Дарьюшка вцепилась руками в подоконник.
– Ради Христа! Убьет меня отец. Хоть в амбар пустите. На одну ночь.
– Али ты в своем уме? – ударили каменные слова. – Куда убежишь от воли божьей? Судьба твоя в руце создателя, грю. Терпением да послушанием жить надо, а не греховной плотью. Али не ведаешь слова Апокалипсиса Иванова?
– Иоанова? – переспросила Дарьюшка, соображая, что ей толкует бровастый старик. – Не помню я, не помню.
– И то! Откель тебе помнить про таинства, коль у греха в приклети возросла! – злобствуя, твердил старик.
И Прокопий Веденеевич, будто смилостивившись над несведущей Дарьюшкой, поведал ей устрашающим голосом, точно творил заклятье всему роду еретиков Юсковых:
– Есть у таинства четыре коня, и каждому дан глас грома господнего. Под первой печаткой – конь белый, а на нем всадник, имеющий лук и на голове венец. Под второй печатью – конь рыжий, и сидящему на нем дано взять мир с земли, и чтоб убивали друг друга, и дан ему большой меч на два конца точенный. Смыслишь то? Конь рыжий явлен ноне, и стала война, побоище всесветное.
– Да, да, война, – отозвалась Дарьюшка, трясясь от холода и проникающей сырости. «И на войне убит Тимофей», – вспомнила, а Прокопий Веденеевич продолжал!
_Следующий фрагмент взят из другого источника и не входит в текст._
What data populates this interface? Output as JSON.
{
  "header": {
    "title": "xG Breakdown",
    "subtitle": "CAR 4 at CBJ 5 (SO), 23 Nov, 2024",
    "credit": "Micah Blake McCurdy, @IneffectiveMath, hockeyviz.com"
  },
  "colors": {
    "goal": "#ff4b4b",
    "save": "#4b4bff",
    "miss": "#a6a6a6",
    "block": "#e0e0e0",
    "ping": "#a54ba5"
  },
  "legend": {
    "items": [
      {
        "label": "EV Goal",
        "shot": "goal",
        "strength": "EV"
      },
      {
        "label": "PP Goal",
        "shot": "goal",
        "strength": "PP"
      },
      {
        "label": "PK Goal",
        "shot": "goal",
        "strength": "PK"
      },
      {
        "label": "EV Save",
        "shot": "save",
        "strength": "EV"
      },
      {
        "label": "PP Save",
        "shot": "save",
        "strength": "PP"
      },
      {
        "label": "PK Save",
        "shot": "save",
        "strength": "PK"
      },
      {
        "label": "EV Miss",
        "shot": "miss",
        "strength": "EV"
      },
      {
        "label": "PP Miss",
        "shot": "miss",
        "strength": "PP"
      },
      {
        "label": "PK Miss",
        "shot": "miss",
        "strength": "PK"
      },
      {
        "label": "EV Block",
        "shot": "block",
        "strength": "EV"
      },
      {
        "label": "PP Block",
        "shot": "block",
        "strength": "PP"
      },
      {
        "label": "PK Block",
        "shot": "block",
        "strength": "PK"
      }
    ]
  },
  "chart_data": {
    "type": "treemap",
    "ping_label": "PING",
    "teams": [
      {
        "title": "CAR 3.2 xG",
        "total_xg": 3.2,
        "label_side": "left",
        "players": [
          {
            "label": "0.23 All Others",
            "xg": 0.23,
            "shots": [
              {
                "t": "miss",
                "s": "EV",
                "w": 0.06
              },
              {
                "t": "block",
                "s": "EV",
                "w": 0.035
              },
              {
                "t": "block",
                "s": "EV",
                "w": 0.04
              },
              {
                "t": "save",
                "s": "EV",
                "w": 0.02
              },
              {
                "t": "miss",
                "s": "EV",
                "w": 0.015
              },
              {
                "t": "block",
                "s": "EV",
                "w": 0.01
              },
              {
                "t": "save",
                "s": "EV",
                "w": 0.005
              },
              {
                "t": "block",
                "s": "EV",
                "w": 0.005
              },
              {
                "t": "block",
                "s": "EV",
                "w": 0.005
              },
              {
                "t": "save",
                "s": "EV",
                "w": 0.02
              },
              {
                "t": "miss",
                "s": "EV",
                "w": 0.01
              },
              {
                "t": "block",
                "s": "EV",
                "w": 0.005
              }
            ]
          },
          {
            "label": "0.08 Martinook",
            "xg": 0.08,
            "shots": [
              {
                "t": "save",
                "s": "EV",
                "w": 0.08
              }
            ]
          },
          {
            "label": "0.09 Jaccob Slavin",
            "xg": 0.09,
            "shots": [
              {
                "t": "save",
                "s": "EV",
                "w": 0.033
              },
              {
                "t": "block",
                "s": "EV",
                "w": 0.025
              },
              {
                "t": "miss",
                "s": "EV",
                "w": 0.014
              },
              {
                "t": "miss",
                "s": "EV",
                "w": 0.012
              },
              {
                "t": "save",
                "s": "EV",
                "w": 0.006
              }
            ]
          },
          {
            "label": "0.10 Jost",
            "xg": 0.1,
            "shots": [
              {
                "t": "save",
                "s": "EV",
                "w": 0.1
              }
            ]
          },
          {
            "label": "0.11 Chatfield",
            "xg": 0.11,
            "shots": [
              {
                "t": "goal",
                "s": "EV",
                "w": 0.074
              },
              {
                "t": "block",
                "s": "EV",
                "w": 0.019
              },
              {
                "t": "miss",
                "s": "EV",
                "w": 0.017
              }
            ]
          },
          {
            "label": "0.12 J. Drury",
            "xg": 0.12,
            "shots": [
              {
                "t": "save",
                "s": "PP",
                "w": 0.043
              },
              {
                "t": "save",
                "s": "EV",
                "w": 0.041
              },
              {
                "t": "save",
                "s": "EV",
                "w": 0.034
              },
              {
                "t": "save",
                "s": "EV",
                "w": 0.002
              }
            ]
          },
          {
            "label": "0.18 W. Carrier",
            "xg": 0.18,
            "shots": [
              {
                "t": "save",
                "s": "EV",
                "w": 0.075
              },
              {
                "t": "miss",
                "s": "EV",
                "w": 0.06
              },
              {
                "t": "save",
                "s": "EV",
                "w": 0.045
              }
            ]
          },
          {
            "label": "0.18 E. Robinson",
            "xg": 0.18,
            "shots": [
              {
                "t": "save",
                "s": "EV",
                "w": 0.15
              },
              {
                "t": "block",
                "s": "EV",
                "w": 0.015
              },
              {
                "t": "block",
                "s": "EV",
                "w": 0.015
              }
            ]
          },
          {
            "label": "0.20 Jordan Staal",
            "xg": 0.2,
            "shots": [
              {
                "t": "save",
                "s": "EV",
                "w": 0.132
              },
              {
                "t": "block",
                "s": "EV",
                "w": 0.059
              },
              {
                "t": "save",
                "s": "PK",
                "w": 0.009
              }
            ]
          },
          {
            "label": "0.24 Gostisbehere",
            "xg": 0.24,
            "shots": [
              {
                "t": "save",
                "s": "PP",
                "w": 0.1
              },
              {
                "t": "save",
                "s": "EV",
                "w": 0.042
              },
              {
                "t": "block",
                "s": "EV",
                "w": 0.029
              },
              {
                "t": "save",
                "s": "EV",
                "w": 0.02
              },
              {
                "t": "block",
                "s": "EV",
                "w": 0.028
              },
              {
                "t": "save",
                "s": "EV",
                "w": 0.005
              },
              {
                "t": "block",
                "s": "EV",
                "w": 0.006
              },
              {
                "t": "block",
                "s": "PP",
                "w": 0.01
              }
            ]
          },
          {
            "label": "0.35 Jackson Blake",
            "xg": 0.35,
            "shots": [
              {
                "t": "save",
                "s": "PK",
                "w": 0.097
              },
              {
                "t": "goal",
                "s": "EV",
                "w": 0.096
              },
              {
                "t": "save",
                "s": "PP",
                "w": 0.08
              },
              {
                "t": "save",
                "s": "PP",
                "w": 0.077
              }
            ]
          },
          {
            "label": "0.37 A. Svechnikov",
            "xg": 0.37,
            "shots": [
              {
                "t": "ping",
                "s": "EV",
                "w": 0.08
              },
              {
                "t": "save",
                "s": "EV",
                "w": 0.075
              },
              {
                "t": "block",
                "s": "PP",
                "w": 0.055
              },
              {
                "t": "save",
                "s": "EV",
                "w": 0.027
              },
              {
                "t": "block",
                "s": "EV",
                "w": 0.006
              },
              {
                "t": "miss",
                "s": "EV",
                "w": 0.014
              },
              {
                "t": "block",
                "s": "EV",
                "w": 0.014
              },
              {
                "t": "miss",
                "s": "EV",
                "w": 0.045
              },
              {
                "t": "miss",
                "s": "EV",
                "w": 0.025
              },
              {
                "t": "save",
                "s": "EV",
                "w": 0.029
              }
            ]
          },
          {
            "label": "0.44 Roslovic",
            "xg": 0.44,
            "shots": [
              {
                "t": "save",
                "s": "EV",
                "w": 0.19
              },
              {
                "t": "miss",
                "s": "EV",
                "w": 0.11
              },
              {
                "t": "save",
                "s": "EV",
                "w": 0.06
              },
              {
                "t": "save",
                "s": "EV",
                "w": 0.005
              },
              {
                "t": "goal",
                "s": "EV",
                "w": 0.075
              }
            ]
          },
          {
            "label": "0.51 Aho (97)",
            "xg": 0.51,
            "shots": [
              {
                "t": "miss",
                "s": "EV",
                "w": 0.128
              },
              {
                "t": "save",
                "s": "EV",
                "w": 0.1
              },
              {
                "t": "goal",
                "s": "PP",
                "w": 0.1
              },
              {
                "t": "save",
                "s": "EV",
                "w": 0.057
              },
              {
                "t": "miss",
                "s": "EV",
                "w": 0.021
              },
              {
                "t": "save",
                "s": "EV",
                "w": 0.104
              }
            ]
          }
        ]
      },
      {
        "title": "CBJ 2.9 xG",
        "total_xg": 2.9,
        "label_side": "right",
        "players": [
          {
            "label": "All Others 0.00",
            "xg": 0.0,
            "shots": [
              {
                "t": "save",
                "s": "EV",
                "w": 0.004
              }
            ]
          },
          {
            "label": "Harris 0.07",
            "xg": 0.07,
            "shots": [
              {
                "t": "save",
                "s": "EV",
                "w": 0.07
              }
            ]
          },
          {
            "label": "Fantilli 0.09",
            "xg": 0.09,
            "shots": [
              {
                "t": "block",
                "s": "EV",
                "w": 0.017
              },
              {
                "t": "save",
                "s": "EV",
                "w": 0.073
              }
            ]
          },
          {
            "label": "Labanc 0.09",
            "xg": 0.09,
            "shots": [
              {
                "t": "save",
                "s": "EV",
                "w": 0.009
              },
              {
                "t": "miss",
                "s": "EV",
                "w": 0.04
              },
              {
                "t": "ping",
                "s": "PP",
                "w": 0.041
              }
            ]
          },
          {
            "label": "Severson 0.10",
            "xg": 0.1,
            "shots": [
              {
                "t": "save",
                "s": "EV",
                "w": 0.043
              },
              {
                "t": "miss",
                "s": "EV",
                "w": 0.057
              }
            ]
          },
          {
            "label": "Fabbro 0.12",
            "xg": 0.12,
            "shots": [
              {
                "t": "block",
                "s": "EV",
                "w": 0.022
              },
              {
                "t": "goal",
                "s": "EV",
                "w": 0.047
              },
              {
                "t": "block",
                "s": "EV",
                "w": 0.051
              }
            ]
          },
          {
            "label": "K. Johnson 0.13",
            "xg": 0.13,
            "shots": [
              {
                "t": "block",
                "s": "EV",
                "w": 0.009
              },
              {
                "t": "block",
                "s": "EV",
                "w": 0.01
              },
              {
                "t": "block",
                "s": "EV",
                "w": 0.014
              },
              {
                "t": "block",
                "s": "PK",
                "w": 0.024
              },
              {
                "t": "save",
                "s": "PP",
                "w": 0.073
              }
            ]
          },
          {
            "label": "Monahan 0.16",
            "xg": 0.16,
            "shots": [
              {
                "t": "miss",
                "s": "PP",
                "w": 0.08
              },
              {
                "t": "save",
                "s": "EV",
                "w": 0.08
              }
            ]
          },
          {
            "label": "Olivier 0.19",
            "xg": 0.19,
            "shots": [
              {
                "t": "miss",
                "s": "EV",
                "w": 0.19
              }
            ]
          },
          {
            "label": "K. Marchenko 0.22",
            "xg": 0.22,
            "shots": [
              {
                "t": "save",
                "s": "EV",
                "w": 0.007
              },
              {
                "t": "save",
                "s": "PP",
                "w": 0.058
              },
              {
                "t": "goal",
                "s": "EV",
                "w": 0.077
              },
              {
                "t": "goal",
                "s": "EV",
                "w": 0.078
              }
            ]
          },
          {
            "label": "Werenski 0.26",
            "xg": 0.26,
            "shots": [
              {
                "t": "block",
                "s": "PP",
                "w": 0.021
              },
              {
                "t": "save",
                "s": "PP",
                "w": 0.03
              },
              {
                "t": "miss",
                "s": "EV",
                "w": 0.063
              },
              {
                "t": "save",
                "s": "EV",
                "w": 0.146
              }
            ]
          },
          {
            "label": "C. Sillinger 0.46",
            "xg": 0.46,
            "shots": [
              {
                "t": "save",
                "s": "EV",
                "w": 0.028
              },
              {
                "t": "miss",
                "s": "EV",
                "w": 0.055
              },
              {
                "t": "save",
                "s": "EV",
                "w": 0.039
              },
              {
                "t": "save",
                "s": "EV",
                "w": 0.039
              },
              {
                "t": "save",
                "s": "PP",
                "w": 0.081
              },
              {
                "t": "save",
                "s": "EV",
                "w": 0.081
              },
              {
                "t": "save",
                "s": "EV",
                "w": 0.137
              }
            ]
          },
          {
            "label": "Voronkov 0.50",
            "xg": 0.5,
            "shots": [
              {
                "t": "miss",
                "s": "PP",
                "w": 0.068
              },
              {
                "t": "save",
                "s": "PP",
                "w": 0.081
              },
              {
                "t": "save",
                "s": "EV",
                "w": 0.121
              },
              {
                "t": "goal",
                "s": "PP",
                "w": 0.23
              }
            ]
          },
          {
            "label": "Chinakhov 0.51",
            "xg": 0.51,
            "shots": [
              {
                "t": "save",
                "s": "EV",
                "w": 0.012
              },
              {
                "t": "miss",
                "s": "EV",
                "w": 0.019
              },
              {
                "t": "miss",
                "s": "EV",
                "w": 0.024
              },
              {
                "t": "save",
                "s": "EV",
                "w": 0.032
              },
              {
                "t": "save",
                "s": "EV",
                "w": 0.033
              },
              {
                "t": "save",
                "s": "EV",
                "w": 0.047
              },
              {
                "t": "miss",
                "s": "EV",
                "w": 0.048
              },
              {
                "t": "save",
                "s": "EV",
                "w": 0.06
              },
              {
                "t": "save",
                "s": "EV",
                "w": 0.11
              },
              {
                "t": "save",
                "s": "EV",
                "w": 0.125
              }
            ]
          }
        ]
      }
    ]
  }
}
– … и когда он сымет третью печать, тогда явится на землю конь вороной, имеющий меру в руне своей, чтоб грехи людские перемерять. Стон будет и вопль будет.
– И стон и вопль, – повторила Дарьюшка, и зубы у нее отстукивали мелкую дробь.
– … и будет снята четвертая печать, и тогда объявится конь бледный, и на нем всадник, слушай. Имя тому всаднику – смерть, и ад за ним. И дана будет ему власть над четвертой частью земли – умерщвлять мечом и голодом, мором и зверями земными, и не будет грешникам спасения. Ступай, дщерь! В послушании и терпении явится тебе Спаситель, и ты узришь тайну, и жизнь откроется тебе из пяти мер.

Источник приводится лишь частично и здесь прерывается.